As both guitarists tuned their instruments, the crowd set up a howl out front. It was an appropriate unearthly sound, unlike anything Ross Ed had ever heard before. Caroline wished him luck with a whisper and a kiss.

Resigned, he removed the silent and unprotesting Jed from the venerable backpack and cradled the body in his right arm. The lumpy alien form felt neither lighter not heavier than when he’d first removed it from the depths of its New Mexico mountain cave. How long ago had it been? He couldn’t quite remember.

On the other side of the drop curtain someone screaming loud enough to injure an untrained human throat was making an introduction. Ross Ed thought he heard his name mentioned but he couldn’t be sure. The noise from the band, as his backup swung into action, was acute enough to kill flies.

Up went the curtain and an unseen hand shoved him forward, sending him stumbling out on stage. Apparently this was an accepted mode of entry, because the crowd roared at his appearance. Backed by an incomprehensible rampage of sound, he stared out at the mob. The club was a milling sea of expectant faces, outrageous hair, and enough pierced body parts to do a tribe of nineteenth-century Papuans proud.

The combination of deafening music and braying crowd sounded like a well blowout on hold. He tried to say something to the bass player, without success. The man was wearing industrial-strength earplugs and didn’t acknowledge him. Helpless, he turned to the seething, boiling mass of postpubescent humanity. Tealeaf was right; it was the standard packed-house Hollywood crowd: riot-in-a-box, with applause the coupon on the back.
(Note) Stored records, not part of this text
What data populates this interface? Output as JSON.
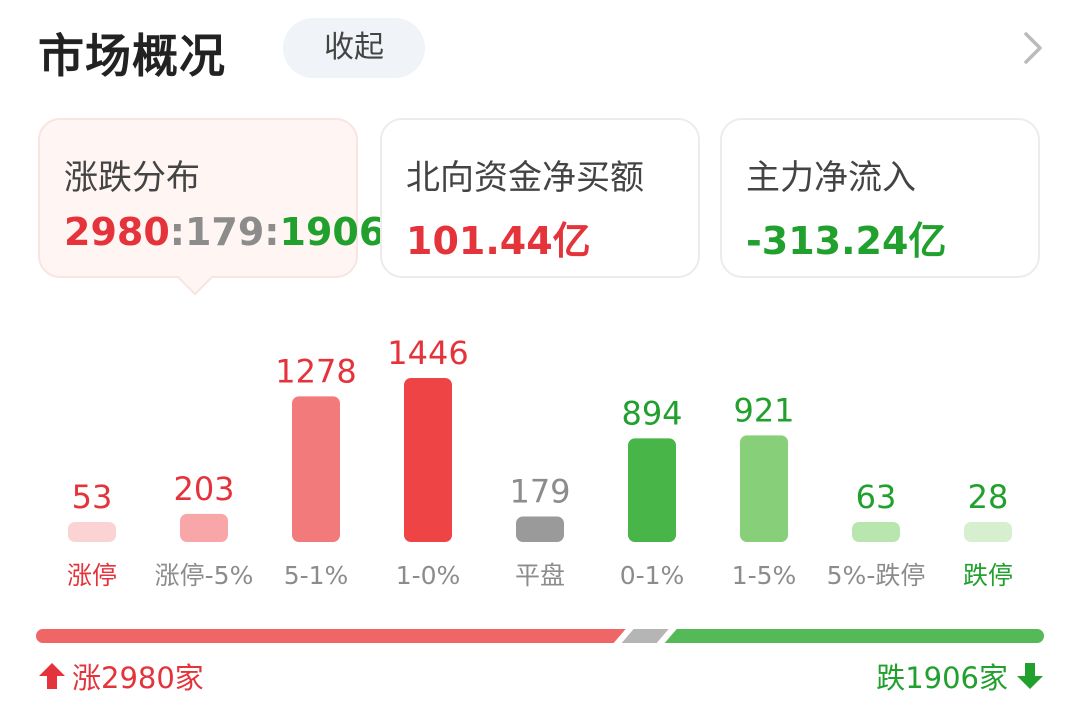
{
  "header": {
    "title": "市场概况",
    "collapse_label": "收起",
    "more_icon": "chevron-right-icon"
  },
  "cards": [
    {
      "label": "涨跌分布",
      "up": "2980",
      "sep1": ":",
      "flat": "179",
      "sep2": ":",
      "down": "1906"
    },
    {
      "label": "北向资金净买额",
      "value": "101.44亿"
    },
    {
      "label": "主力净流入",
      "value": "-313.24亿"
    }
  ],
  "chart_data": {
    "type": "bar",
    "categories": [
      "涨停",
      "涨停-5%",
      "5-1%",
      "1-0%",
      "平盘",
      "0-1%",
      "1-5%",
      "5%-跌停",
      "跌停"
    ],
    "values": [
      53,
      203,
      1278,
      1446,
      179,
      894,
      921,
      63,
      28
    ],
    "colors": [
      "#fbd3d3",
      "#f8a6a8",
      "#f27a7b",
      "#ee4446",
      "#9a9a9a",
      "#47b548",
      "#88cf79",
      "#b9e5ae",
      "#d6f0cf"
    ],
    "value_colors": [
      "#e5333b",
      "#e5333b",
      "#e5333b",
      "#e5333b",
      "#8c8c8c",
      "#21a02e",
      "#21a02e",
      "#21a02e",
      "#21a02e"
    ],
    "label_colors": [
      "#e5333b",
      "#8c8c8c",
      "#8c8c8c",
      "#8c8c8c",
      "#8c8c8c",
      "#8c8c8c",
      "#8c8c8c",
      "#8c8c8c",
      "#21a02e"
    ]
  },
  "summary": {
    "up_count": 2980,
    "flat_count": 179,
    "down_count": 1906,
    "up_text": "涨2980家",
    "down_text": "跌1906家",
    "up_color": "#f06566",
    "flat_color": "#b5b5b5",
    "down_color": "#54b956"
  }
}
He wasn’t sure the activity many of them were engaged in could be called dancing. Certainly it was a long way from doing the cotton-eyed Joe. Glancing into the wings he saw Caroline smiling encouragingly and an anxious Tealeaf gesturing for him to do something, anything. Caroline had on a new outfit, he noticed. It looked expensive.
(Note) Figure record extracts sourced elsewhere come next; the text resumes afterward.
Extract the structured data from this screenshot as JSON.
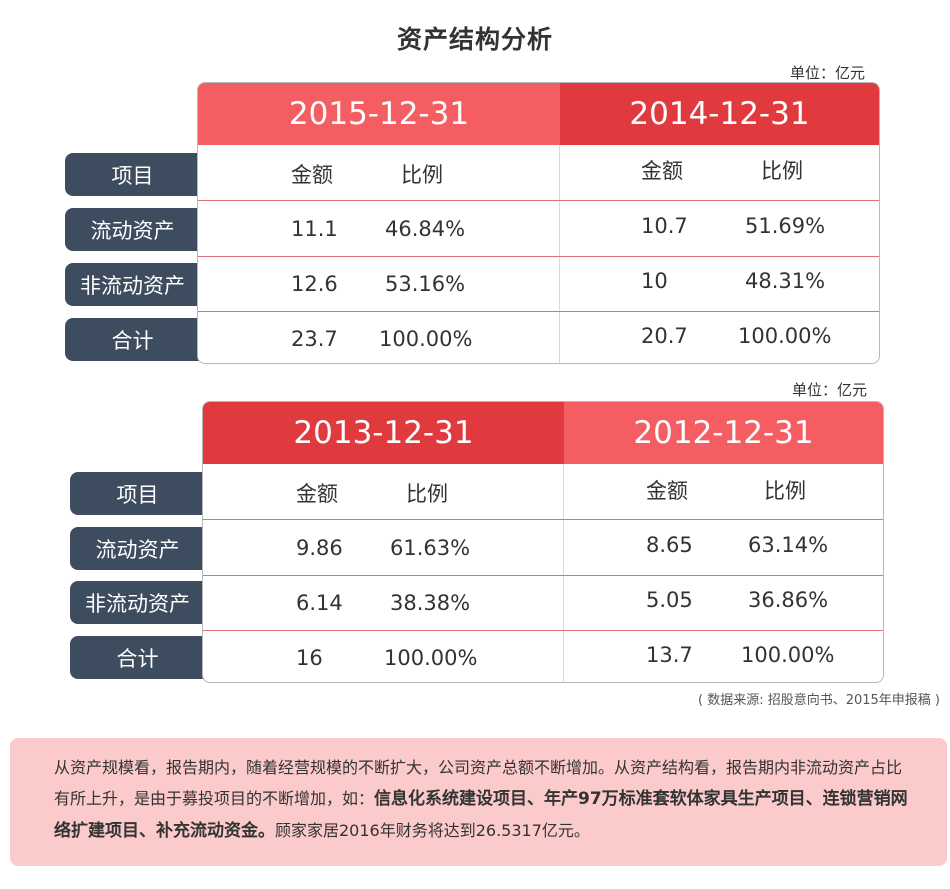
{
  "title": "资产结构分析",
  "unit": "单位：亿元",
  "labels": [
    "项目",
    "流动资产",
    "非流动资产",
    "合计"
  ],
  "tables": [
    {
      "left_year": "2015-12-31",
      "right_year": "2014-12-31",
      "left_color": "#f45d62",
      "right_color": "#e03a3f",
      "headers": [
        "金额",
        "比例"
      ],
      "left_rows": [
        [
          "11.1",
          "46.84%"
        ],
        [
          "12.6",
          "53.16%"
        ],
        [
          "23.7",
          "100.00%"
        ]
      ],
      "right_rows": [
        [
          "10.7",
          "51.69%"
        ],
        [
          "10",
          "48.31%"
        ],
        [
          "20.7",
          "100.00%"
        ]
      ]
    },
    {
      "left_year": "2013-12-31",
      "right_year": "2012-12-31",
      "left_color": "#e03a3f",
      "right_color": "#f45d62",
      "headers": [
        "金额",
        "比例"
      ],
      "left_rows": [
        [
          "9.86",
          "61.63%"
        ],
        [
          "6.14",
          "38.38%"
        ],
        [
          "16",
          "100.00%"
        ]
      ],
      "right_rows": [
        [
          "8.65",
          "63.14%"
        ],
        [
          "5.05",
          "36.86%"
        ],
        [
          "13.7",
          "100.00%"
        ]
      ]
    }
  ],
  "source": "( 数据来源: 招股意向书、2015年申报稿 )",
  "note": {
    "p1": "从资产规模看，报告期内，随着经营规模的不断扩大，公司资产总额不断增加。从资产结构看，报告期内非流动资产占比有所上升，是由于募投项目的不断增加，如：",
    "bold": "信息化系统建设项目、年产97万标准套软体家具生产项目、连锁营销网络扩建项目、补充流动资金。",
    "p2": "顾家家居2016年财务将达到26.5317亿元。"
  }
}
Taking center stage, he pulled out his harmonica and began playing. Though he wondered how they could possibly pick out the homely hum of the harp from the background bellow, the crowd noise immediately ratcheted up a notch.
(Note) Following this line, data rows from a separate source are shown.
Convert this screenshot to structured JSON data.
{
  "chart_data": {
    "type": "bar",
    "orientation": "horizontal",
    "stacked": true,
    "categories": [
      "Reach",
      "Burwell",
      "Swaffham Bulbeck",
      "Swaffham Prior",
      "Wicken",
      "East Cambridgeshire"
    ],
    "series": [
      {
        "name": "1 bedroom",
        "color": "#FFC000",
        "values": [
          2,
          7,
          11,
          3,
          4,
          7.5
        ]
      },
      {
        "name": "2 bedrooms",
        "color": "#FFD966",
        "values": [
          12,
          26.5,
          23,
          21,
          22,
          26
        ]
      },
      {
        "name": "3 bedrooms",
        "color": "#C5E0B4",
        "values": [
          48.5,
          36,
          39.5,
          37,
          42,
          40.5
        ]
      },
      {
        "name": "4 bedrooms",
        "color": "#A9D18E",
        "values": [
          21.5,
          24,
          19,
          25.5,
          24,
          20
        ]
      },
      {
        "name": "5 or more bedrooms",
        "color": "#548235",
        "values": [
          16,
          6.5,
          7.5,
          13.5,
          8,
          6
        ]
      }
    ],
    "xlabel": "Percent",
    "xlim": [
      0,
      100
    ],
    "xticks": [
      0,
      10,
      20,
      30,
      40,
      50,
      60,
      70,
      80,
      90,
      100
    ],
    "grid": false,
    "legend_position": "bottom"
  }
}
Something soared past his head to land in the vicinity of the drummer, who kicked it aside without missing a beat. Not especially familiar with feminine hygiene products, Ross Ed was unable to identify it. Without waiting for him, the band launched into another song. Though he didn’t know it, it was actually quieter on stage than out front beneath the towering obelisks of gigantic black speakers. Occasionally a member or two of the audience would pause to caress the speakers in a pantomime reminiscent of a particularly famous scene from a well-known movie.

Ross Ed thought about trying the harmonica again. Instead, he found himself looking down at Jed. How anyone could hear anything he said in his alien voice he couldn’t imagine, but Tealeaf was waving frantically and pointing at the crowd. Caroline smiled encouragingly, fingering the new necklace that adorned her neck.

He couldn’t just sit there, he knew. Settling Jed on his knee, he did his best to improvise.

Something must have engaged because the suit began to glow. This time the light was pale green. Axing away, the lead guitarist grinned at him. Ross found himself mumbling the words to a favorite old song. Results were immediate.

The hundred or so kids who found themselves actually dancing on the ceiling didn’t miss a step, but it did slow the band for a minute. Mattress the drummer kept pounding out the backbeat rhythm, however, and the two astonished guitarists soon picked up where they’d left off.

As for the dancers, they weren’t fazed in the slightest. Progeny of a technologically sophisticated society, they embraced the inversion of natural law as readily as they would a new ride at Disneyland, to which the more thoughtful members of the mob were already comparing the experience.